I've had a chance to properly digest the Festival of Books panels, and there are several others I now see that I would also like to attend. More on those later. And while I did say, plainly, that I didn't see any heavy-hitters (for which I've been taken to task), I still don't. At least not really. I see that was misleading and I should have been more specific. What I meant by that (other than the obviously big names like TC Boyle, Vikram Chandra, Gore Vidal and the like) is that there are several Book Prize- nominated authors who aren't on the list of authors in attendance at the festival. That surprises me. While no category is a clear-cut win, a handful of nominated authors in each category are listed as being on panels or available for signings at the festival. So, determining who will win a prize might be difficult. Might involve tea leaves and the like.

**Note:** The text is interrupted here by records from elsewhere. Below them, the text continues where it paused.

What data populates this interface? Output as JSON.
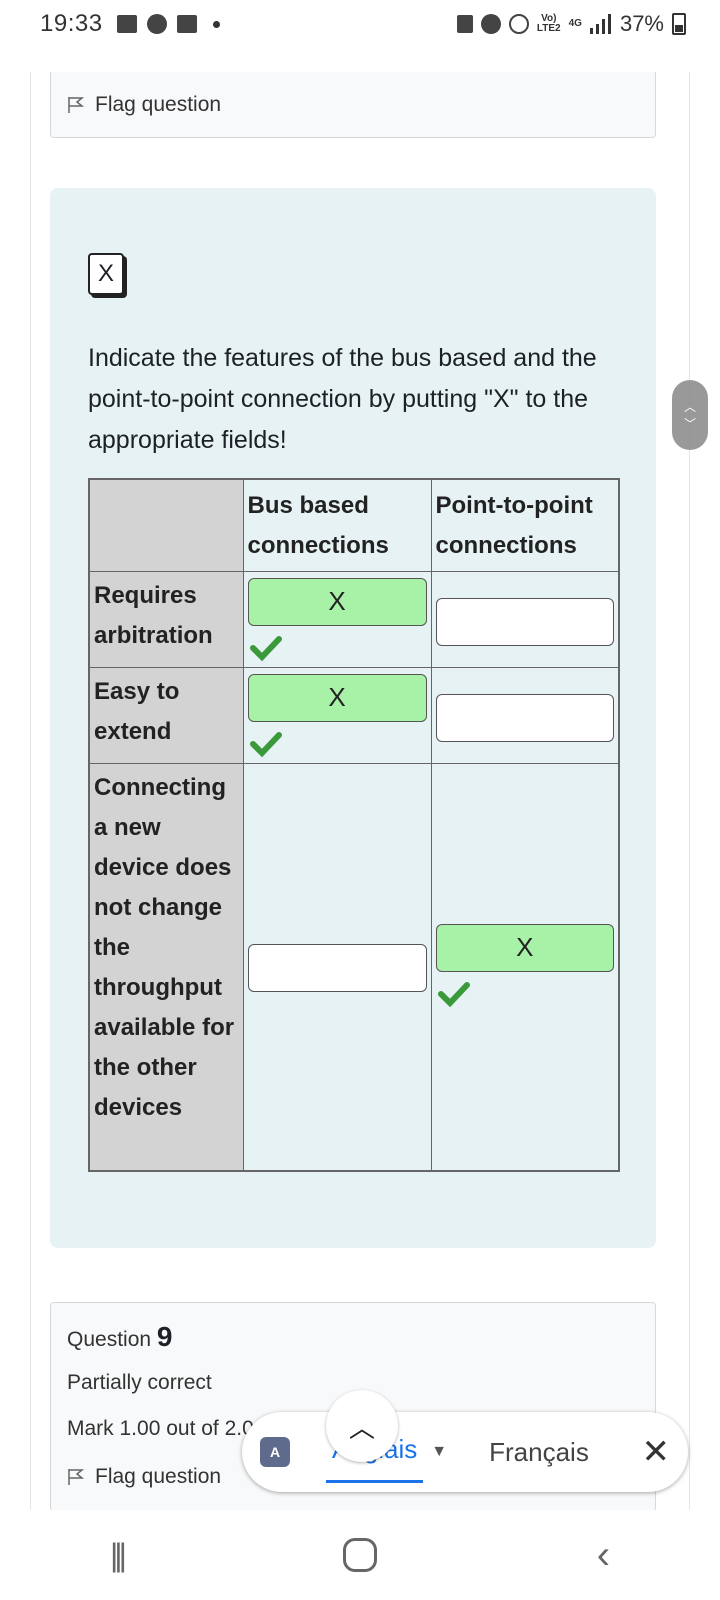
{
  "status": {
    "time": "19:33",
    "network_top": "Vo)",
    "network_bottom": "LTE2",
    "signal_label": "4G",
    "battery": "37%"
  },
  "flag_card": {
    "label": "Flag question"
  },
  "question": {
    "x_button": "X",
    "text": "Indicate the features of the bus based and the point-to-point connection by putting \"X\" to the appropriate fields!",
    "columns": [
      "Bus based connections",
      "Point-to-point connections"
    ],
    "rows": [
      {
        "label": "Requires arbitration",
        "bus": "X",
        "p2p": ""
      },
      {
        "label": "Easy to extend",
        "bus": "X",
        "p2p": ""
      },
      {
        "label": "Connecting a new device does not change the throughput available for the other devices",
        "bus": "",
        "p2p": "X"
      }
    ]
  },
  "question9": {
    "prefix": "Question",
    "number": "9",
    "state": "Partially correct",
    "mark": "Mark 1.00 out of 2.00",
    "flag_label": "Flag question"
  },
  "translate": {
    "icon_label": "A",
    "from_lang": "Anglais",
    "to_lang": "Français",
    "close": "✕",
    "collapse": "︿"
  },
  "colors": {
    "correct_fill": "#a8f2a8",
    "panel_bg": "#e7f2f5",
    "check_green": "#3a9a3a",
    "link_blue": "#1a73e8"
  }
}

Yet, the more I looked into it, I wondered, might it be possible to deduce who won't win a book prize from the LAT by cross-referencing the nominated authors with the authors who will attend the festival? Who knows? Let's look at the evidence:
Fiction: Two nominated authors from this category are not listed on the author attendance list: David Mitchell and A.B. Yehoshua. Could this mean neither of them will win an award? Possibly.
Mystery/Thriller: Jess Walter (my secret front-runner to win) is the ONLY nominated author in this category who isn't listed on the author attendance list. Hmmm. Either he is most definitely not going to win, or they are trying to keep his win a huge secret by not listing him at all. Which surely someone would notice at some point, right? I'm guessing its the former. Damn.
Biography: Neal Gabler & Daniel Mendelsohn are both nominated and are not listed to attend. Now, with Mendelsohn, fine. He's a busy man. I get it. Gabler, on the other hand, is a surprise. Especially since his nominated book is about Disney. Not sure what to make of this one as I thought Mendelsohn was a no-brainer for the win.
Current Interest: Ian Buruma is the only nominated author not listed to attend the festival. Hmmm. I'd say odds are high he won't win. What do you think?
Poetry: Adrian C. Louis and Frederick Siedel. Both nominated, neither listed to show. Curious, no?
First Fiction: This might be where the wheels fall off my misguided train. ALL nominated authors are listed to attend. But, it sort of makes sense, right? I mean, it is First Fiction. If my first book ever came out, I'd attend the hell out of anything I was invited to. But that's just me.
History: Niall Ferguson (again, my front-runner pick) and Nathanial Philbrick. Nominated. Not listed to attend. Plot thickening here or am I reaching?
Science & Technology: Three - count 'em - three nominated authors aren't listed to attend. Who does that leave in the running? Ann Gibbons with her look at Benjamin Franklin and Eric R. Kandel with his much-celebrated book In Search of Memory. I'm guessing he wins.
Young Adult Fiction: Meg Rosoff is the ONLY nominated author not listed to attend. A clear cut case of her not taking home the prize? We'll have to see.
Now, I realize that these authors may well have other obligations that simply prevent them from attending. I'm sure invitations were extended. I'm also pretty sure that the LAT (despite recent scandals and ethical dilemmas that would point to the contrary) wouldn't decide who to give the prize to based on who simply showed up. So, you know, my logic is not without fault. The proof will be in the proverbial pudding come showtime in late April. I'll be back then to see if my wayward predictions of who won't win had any merit. I also reserve the right to change my tune in the coming weeks should the author attendance list change dramatically in either direction.